It’s no secret that I’m a big American League East fan. I root for the Rays, and generally enjoy being in competition with the Red Sox, Yankees, Jays, and Orioles. It’s just a better brand of baseball. With some hitter friendly ballparks and many of the best offenses in the game under one divisional umbrella it can prove a pretty tough for task for any pitcher. The two names I’m going to look at today have escaped the AL Beast and hopefully can find more fantasy value in the senior circuit.
We’ll start with someone who will always hold a special place in my baseball heart, Matt Garza. The special place Garza holds is due to his brilliance in Game 7 of the 2008 ALCS, but that’s neither here nor there. He was shipped to the Cubs this off season for a bundle of prospects. While Garza has put together back to back seasons with 200+IP and a sub 4.00 ERA, looks can be deceiving. His FIP in those seasons were 4.17 and 4.42, and that’s with a fantastic Tampa Bay defense backing him up. Another benefit Garza received while with the Rays was Tropicana Field itself. It’s not generally thought of as a great pitcher’s park – even though most seasons it is – but the Trop does do a good job of keeping the ball in the field of play.
Garza has a tendency to give up the long ball away from the Trop as evidenced by his road HR/FB ratios of 12.3% and 11.3%, in contrast to 8.5% at home, over the past two seasons. His FB% has also increased every season since 2007. None of that information is good for a pitcher who will call Wrigley Field home this year. Getting away from the AL East automatically breathes life into Garza’s season, but consider his peripherals come draft day.
A return trip to the Bronx was likely the worst thing that could have happened to Javier Vazquez’s fantasy life. After a fantastic 2009 season for Atlanta in which he posted the highest K/9 and lowest FIP of his career, Vazquez was, and I mean this in the nicest way possible, completely and utterly useless for the Yankees in 2010. His K/9 fell to a 10 year worst of 6.92, his ERA ballooned to 5.32 and BB/9 was an unsightly 3.72. The culprit looks to be a big loss in velocity. Usually sitting at around 90-91 mph, Javy dipped into the 88 mph range and even dipped below that a bit before finishing at a 88.7 mph average. He’s always been more of a fly ball pitcher, and to succeed in doing that you have to miss bats. You’re not going to miss anything at 88 mph.
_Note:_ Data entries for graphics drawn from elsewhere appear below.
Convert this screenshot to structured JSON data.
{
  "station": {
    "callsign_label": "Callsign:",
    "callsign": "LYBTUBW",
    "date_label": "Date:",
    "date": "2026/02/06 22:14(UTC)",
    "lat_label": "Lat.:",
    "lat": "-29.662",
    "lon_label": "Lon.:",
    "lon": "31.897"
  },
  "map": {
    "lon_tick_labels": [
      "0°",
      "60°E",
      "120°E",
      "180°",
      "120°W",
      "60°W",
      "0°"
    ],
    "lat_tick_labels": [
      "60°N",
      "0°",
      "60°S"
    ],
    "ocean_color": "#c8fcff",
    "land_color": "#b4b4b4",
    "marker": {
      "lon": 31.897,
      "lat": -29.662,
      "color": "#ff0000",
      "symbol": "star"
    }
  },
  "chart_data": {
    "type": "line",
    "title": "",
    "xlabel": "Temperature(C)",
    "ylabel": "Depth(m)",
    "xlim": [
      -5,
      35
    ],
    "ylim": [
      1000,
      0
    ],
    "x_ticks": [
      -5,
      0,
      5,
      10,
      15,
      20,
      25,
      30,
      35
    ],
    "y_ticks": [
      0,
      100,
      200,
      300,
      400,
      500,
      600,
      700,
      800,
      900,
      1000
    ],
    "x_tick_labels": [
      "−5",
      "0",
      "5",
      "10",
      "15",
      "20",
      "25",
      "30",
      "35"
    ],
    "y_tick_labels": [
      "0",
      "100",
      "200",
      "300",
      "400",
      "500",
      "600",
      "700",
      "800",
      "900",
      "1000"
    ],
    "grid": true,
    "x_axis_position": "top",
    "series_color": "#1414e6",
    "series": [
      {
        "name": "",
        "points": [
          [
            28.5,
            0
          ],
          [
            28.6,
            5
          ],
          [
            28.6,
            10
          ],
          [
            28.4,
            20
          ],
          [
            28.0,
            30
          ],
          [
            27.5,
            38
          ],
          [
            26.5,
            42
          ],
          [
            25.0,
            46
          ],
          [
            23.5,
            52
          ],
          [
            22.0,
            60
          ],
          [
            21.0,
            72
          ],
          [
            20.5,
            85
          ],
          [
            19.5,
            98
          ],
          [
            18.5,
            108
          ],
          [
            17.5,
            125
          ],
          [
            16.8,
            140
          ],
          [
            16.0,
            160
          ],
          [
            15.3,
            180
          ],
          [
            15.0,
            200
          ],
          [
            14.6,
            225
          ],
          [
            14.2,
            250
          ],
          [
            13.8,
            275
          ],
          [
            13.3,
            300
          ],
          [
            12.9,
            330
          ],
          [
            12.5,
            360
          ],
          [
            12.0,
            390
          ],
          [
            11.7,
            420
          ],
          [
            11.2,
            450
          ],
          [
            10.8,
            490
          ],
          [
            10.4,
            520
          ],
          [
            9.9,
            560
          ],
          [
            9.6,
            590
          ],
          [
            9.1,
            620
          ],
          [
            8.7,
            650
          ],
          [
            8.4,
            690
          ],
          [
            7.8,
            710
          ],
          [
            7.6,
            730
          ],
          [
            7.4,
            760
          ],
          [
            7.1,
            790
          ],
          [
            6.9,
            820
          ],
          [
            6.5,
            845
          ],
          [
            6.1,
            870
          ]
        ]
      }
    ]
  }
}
As Dave Cameron noted, when pitchers experience a decrease in their fastball velocity like Vazquez’s they do not get it back. Vazquez is no longer a young man; the miles he’s put on his arm over his excellent career look to be catching up to him. He’s worth a late, late round gamble in most leagues, as moving from Yankee Stadium to Sun Life Stadium will help any pitcher, but a return trip to the NL may not be enough to get Vazquez back on the right track.